It’s a challenging time for everyone in terms of generating new business.
Some clients are reluctant to engage with outside counsel and certain matters have been put on hold with the world being in such flux.
If you are a senior associate or junior partner who has lost momentum on building your book of business and/or brand due to the pandemic or you’re just starting to think about doing so, I have a few ideas for things you can do now to lay the groundwork to put yourself in a strong position in the future when it comes to lead generation.
Here are some ideas for how senior associates and junior partners can bring in business and build their brands:
- Develop a business development strategy. This is an important first step. A strategy based on a vision of the various components that you believe will lead to success and the individuals that will be “buyers” or connectors to “buyers” is essential. Without a clear strategy, and that includes an industry focus for most practice areas, your efforts will be scattered and inefficient. Start small and list out actionable goals and the steps you’ll need to take to accomplish them.
- Find internal and external champions. Having advocates and wise counsel of whom you can ask advice is very important for your career development. You can learn a lot from those who have walked in your shoes. Ask a trusted mentor or senior partner to recount what worked for them in marketing and rely on them as a sounding board.
- Use LinkedIn to develop relationships. LinkedIn is the most important social media network for professionals. Especially now. Use it often, and use it wisely. Reconnect with individuals with whom you haven’t spoken such as former colleagues from law school and former firms. Be active on LinkedIn by sharing posts and reacting to the posts of others in your network.
- Check in with individuals in your network. Right now, nothing is business as usual. The personal touch of reaching out to someone and asking them how they are doing will go a long way in terms of bolstering relationships. Your clients have a lot of choices when it comes to outside counsel. They often choose their lawyers based on likability, responsiveness and skills. The best thing you can do right now is to show your clients how much you care about them.

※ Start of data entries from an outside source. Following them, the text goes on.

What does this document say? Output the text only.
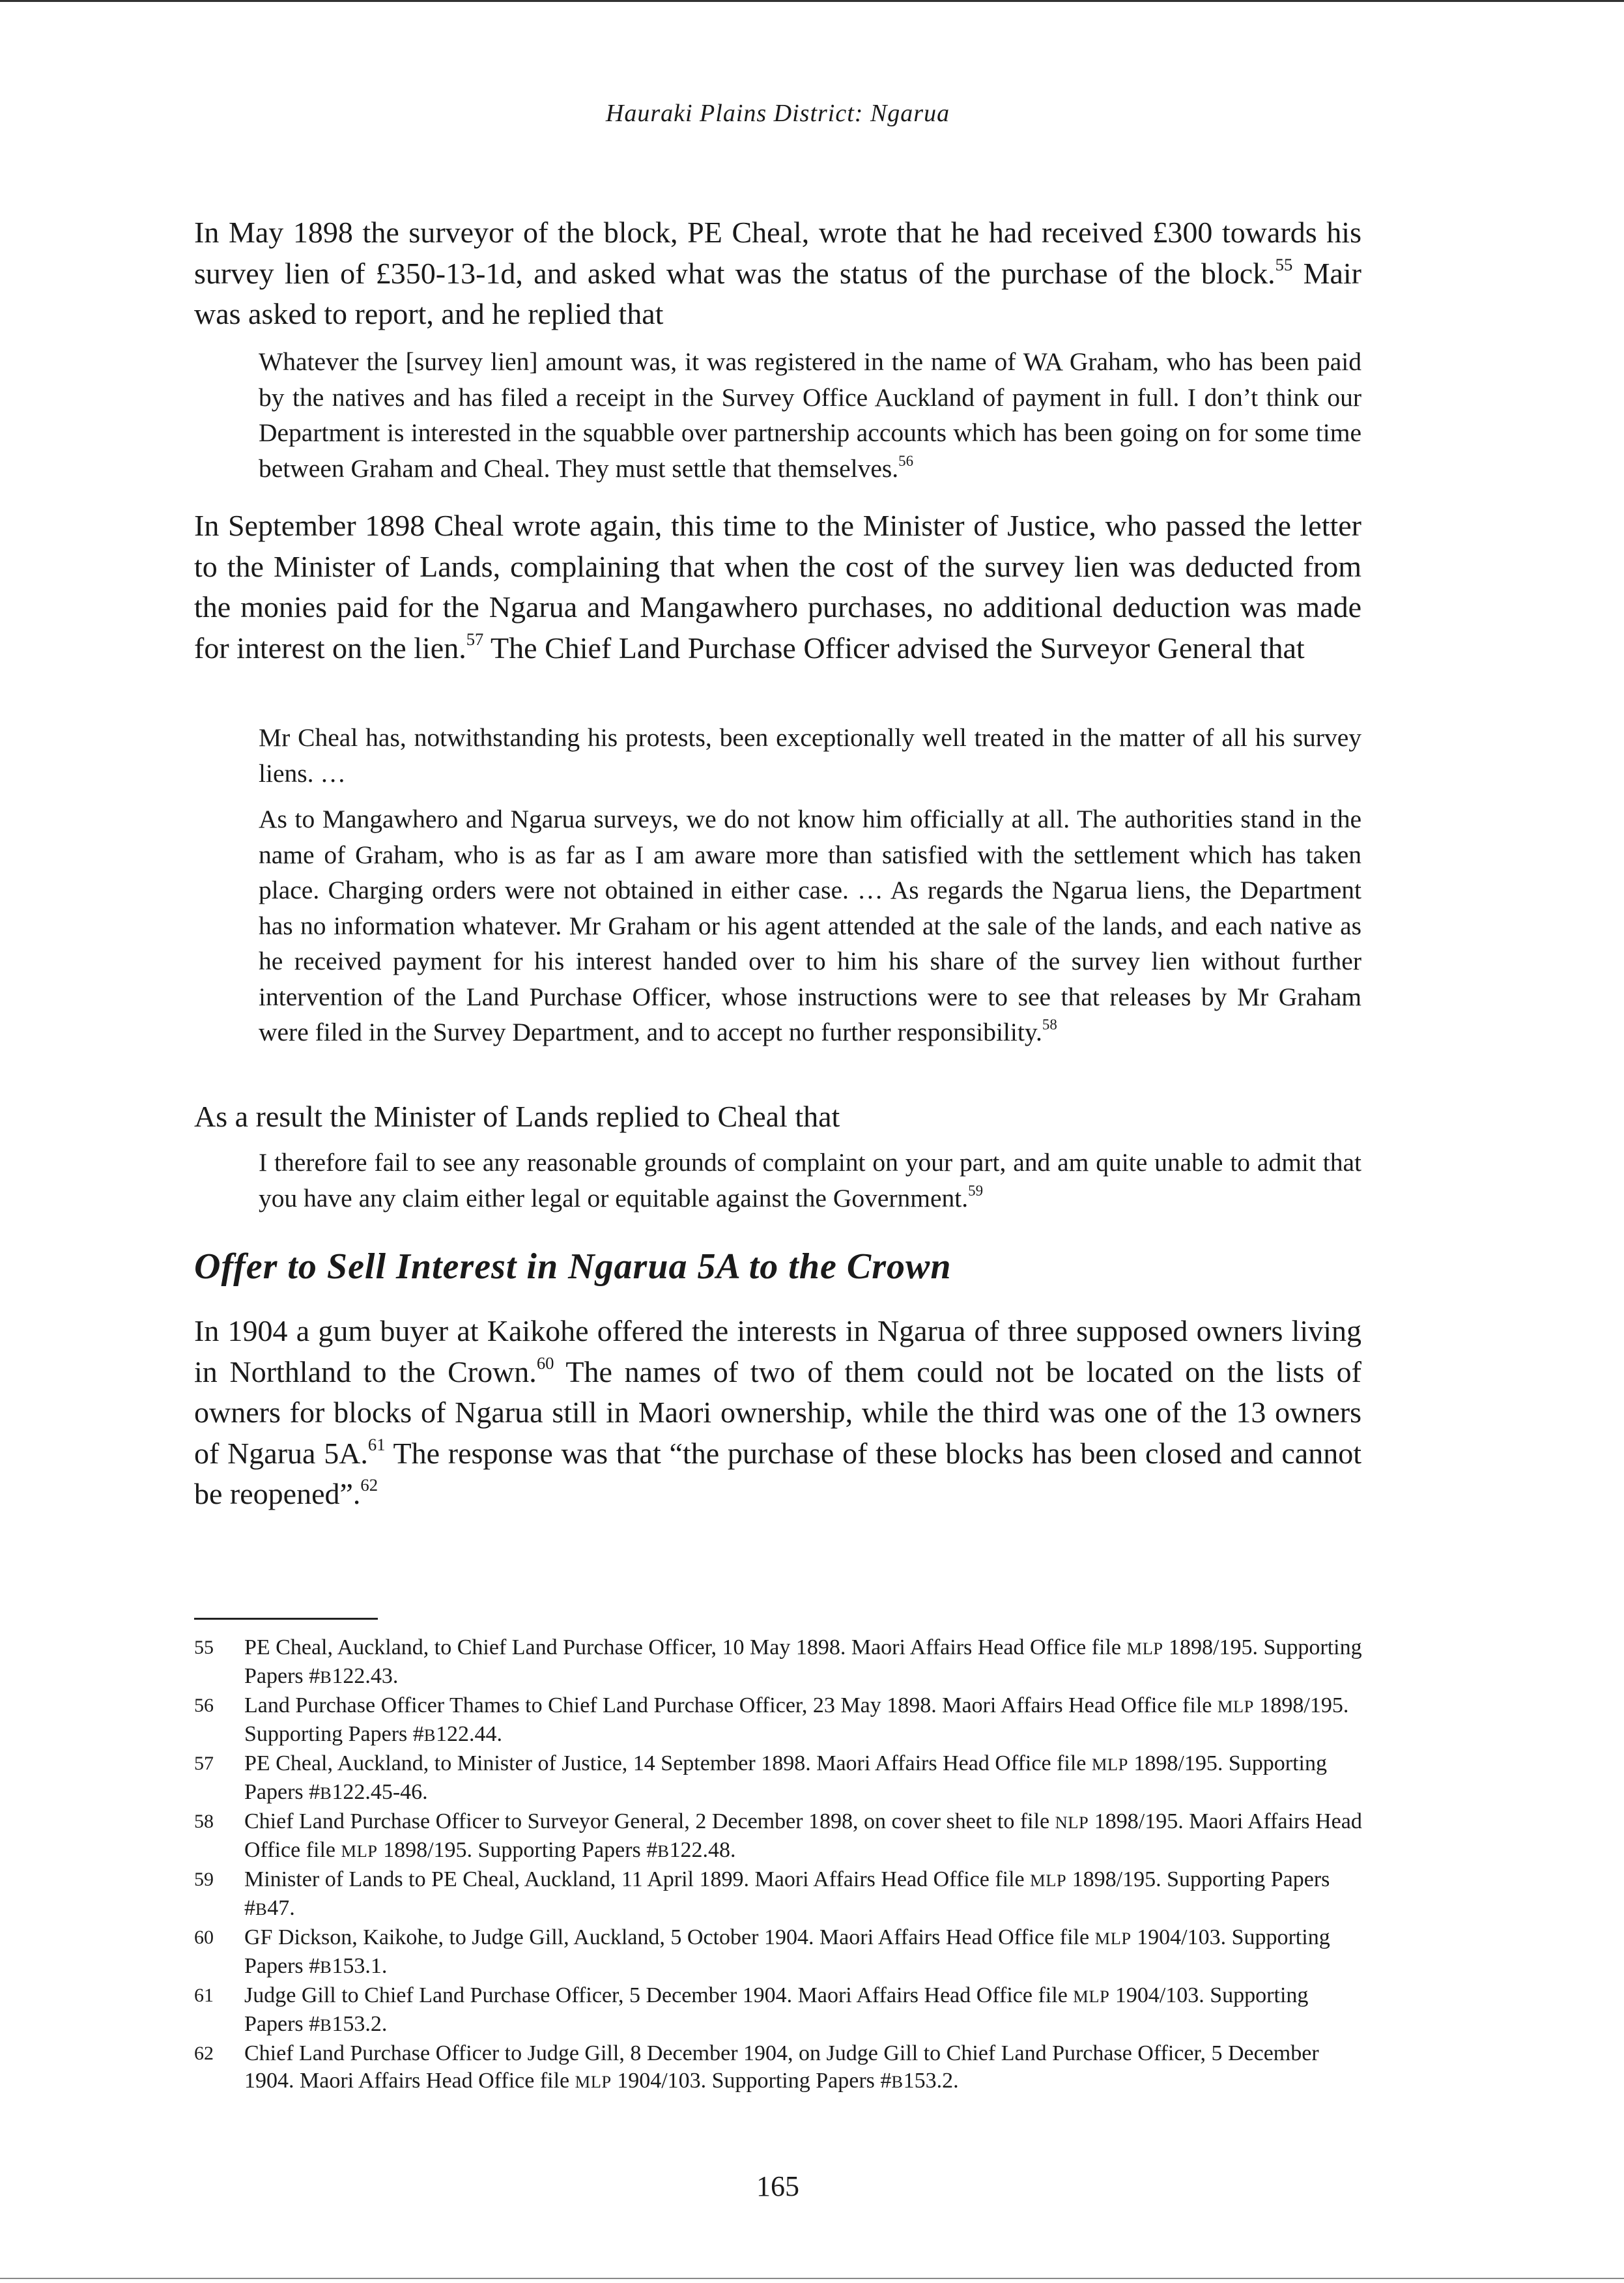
Hauraki Plains District: Ngarua

In May 1898 the surveyor of the block, PE Cheal, wrote that he had received £300 towards his survey lien of £350-13-1d, and asked what was the status of the purchase of the block.$^{55}$ Mair was asked to report, and he replied that

Whatever the [survey lien] amount was, it was registered in the name of WA Graham, who has been paid by the natives and has filed a receipt in the Survey Office Auckland of payment in full. I don’t think our Department is interested in the squabble over partnership accounts which has been going on for some time between Graham and Cheal. They must settle that themselves.$^{56}$

In September 1898 Cheal wrote again, this time to the Minister of Justice, who passed the letter to the Minister of Lands, complaining that when the cost of the survey lien was deducted from the monies paid for the Ngarua and Mangawhero purchases, no additional deduction was made for interest on the lien.$^{57}$ The Chief Land Purchase Officer advised the Surveyor General that

Mr Cheal has, notwithstanding his protests, been exceptionally well treated in the matter of all his survey liens. …

As to Mangawhero and Ngarua surveys, we do not know him officially at all. The authorities stand in the name of Graham, who is as far as I am aware more than satisfied with the settlement which has taken place. Charging orders were not obtained in either case. … As regards the Ngarua liens, the Department has no information whatever. Mr Graham or his agent attended at the sale of the lands, and each native as he received payment for his interest handed over to him his share of the survey lien without further intervention of the Land Purchase Officer, whose instructions were to see that releases by Mr Graham were filed in the Survey Department, and to accept no further responsibility.$^{58}$

As a result the Minister of Lands replied to Cheal that

I therefore fail to see any reasonable grounds of complaint on your part, and am quite unable to admit that you have any claim either legal or equitable against the Government.$^{59}$

Offer to Sell Interest in Ngarua 5A to the Crown

In 1904 a gum buyer at Kaikohe offered the interests in Ngarua of three supposed owners living in Northland to the Crown.$^{60}$ The names of two of them could not be located on the lists of owners for blocks of Ngarua still in Maori ownership, while the third was one of the 13 owners of Ngarua 5A.$^{61}$ The response was that “the purchase of these blocks has been closed and cannot be reopened”.$^{62}$

55	PE Cheal, Auckland, to Chief Land Purchase Officer, 10 May 1898. Maori Affairs Head Office file MLP 1898/195. Supporting Papers #B122.43.
56	Land Purchase Officer Thames to Chief Land Purchase Officer, 23 May 1898. Maori Affairs Head Office file MLP 1898/195. Supporting Papers #B122.44.
57	PE Cheal, Auckland, to Minister of Justice, 14 September 1898. Maori Affairs Head Office file MLP 1898/195. Supporting Papers #B122.45-46.
58	Chief Land Purchase Officer to Surveyor General, 2 December 1898, on cover sheet to file NLP 1898/195. Maori Affairs Head Office file MLP 1898/195. Supporting Papers #B122.48.
59	Minister of Lands to PE Cheal, Auckland, 11 April 1899. Maori Affairs Head Office file MLP 1898/195. Supporting Papers #B47.
60	GF Dickson, Kaikohe, to Judge Gill, Auckland, 5 October 1904. Maori Affairs Head Office file MLP 1904/103. Supporting Papers #B153.1.
61	Judge Gill to Chief Land Purchase Officer, 5 December 1904. Maori Affairs Head Office file MLP 1904/103. Supporting Papers #B153.2.
62	Chief Land Purchase Officer to Judge Gill, 8 December 1904, on Judge Gill to Chief Land Purchase Officer, 5 December 1904. Maori Affairs Head Office file MLP 1904/103. Supporting Papers #B153.2.
165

- Every interaction with a client or prospect is an opportunity to impress and build trust. Remember that you are always being evaluated so put your best foot forward, intently listen and think carefully about what you say and do.
- Set up an informal referral network. Choose a key group of contacts where there is mutual benefit. You can get together virtually, brainstorm ideas and share information about your practices. This is especially effective if you are a specialist in a certain area or if you work at a niche firm.

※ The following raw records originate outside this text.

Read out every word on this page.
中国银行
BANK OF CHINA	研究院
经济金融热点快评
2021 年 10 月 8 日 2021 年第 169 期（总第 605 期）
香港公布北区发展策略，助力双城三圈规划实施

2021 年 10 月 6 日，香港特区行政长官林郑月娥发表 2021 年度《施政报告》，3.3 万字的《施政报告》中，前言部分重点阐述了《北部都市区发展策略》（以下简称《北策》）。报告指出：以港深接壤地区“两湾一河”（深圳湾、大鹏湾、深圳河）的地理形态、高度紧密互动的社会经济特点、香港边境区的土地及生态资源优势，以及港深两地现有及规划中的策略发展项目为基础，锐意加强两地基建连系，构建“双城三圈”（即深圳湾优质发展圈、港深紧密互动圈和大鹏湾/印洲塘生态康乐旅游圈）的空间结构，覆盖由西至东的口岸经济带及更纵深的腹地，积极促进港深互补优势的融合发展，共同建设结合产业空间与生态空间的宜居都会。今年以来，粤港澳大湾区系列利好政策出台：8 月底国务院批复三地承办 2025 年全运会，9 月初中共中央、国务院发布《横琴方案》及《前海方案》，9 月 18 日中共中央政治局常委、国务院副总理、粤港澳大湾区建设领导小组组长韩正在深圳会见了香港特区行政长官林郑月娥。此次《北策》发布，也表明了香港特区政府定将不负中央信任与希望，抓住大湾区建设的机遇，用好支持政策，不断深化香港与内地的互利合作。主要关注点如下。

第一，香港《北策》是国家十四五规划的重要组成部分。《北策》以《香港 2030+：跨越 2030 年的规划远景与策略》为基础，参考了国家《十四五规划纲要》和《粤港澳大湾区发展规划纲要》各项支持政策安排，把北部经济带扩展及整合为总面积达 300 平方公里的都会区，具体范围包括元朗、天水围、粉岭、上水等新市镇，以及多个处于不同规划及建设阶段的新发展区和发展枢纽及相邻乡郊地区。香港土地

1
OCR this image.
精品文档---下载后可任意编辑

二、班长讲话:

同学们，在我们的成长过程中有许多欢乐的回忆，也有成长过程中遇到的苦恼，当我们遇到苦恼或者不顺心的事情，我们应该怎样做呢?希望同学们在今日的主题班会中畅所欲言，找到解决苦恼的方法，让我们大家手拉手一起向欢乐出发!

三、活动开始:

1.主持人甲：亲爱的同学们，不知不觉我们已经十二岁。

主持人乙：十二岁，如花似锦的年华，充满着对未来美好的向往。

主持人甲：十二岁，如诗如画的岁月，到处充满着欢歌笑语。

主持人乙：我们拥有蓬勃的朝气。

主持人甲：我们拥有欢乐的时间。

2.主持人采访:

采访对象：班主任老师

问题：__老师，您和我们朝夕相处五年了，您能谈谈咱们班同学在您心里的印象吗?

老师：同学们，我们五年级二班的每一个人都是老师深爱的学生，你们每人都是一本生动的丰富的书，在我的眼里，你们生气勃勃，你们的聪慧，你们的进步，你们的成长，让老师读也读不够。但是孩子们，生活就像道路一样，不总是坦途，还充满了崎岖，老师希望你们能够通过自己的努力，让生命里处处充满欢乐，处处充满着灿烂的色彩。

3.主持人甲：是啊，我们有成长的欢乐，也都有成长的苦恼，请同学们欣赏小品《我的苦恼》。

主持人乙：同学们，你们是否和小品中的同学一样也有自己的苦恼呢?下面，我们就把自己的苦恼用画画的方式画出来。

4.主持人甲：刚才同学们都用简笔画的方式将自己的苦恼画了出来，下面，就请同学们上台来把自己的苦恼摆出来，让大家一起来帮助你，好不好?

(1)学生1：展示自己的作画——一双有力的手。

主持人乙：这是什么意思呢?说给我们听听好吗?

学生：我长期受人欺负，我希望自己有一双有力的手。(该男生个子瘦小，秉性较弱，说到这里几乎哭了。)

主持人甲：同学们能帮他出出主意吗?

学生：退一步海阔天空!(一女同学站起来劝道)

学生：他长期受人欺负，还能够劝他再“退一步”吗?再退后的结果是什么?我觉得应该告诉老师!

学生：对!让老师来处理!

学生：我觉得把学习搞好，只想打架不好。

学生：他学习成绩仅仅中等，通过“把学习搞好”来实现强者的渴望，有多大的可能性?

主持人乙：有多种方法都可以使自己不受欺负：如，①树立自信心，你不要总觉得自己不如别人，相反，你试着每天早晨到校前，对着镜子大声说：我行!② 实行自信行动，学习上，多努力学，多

- Ask for help inside or outside of your firm to develop a cohesive plan based on the realities of the existing legal marketplace. Think about the various ways that business development will assist you to achieve your personal goals: income, impact, ideal way of practicing, independence, invulnerability, indulgence, etc. Keep whichever of these elements are important to you top of mind, they are your motivators and why you do this work.
- Offer to write client alerts and blog posts. One of the most effective ways to build your brand and become known as a subject matter expert is to become a published author. Offer to help out a busy partner on an alert and raise your hand to write for a firm blog. This will also help your search engine results, as content that is educational will move you up on Google and other major search platforms.
- Make the time for business development. In order to truly be successful at business development you must make time for it. It’s an investment in yourself. You will see great results if you commit to what you say you will do each month. Today, most established lawyers have to do some sort of business development and marketing in order to stay top of mind with their current clients, referrals and prospects. This is especially the case if you are trying to build your own client base and step outside the shadow of the senior lawyers with whom you work. Business development is an investment in your future. And it doesn’t have to take up a lot of your time. Effective business development efforts can be done in just five to ten minutes each day when you are organized.
- Create a strong biography and LinkedIn summary. Ensure that your profile is optimized and reflects what you currently do. Use keywords to describe what you do to enhance your search results. Look to competitors and peers for content inspiration.
- Get involved in a bar association, industry committee, alumni network or pro bono group. Raising your hand for a volunteer role will enable you to meet other people in the industry and acquire leadership skills, all of which are important along your professional journey.
Finally, there is no one way of successfully becoming a rainmaker, only your way. It’s never too early to start thinking about building your network, brand and business. You don’t have to sell, ask, schmooze, push, pressure anyone ever. I don’t believe in the elevator pitch. You DO need to develop relationships and be likable, and that can happen in many ways that fits your style, comfort zone, personality, values or goals. Remember that anyone who you meet can be a potential client, referral source or future employee/employer.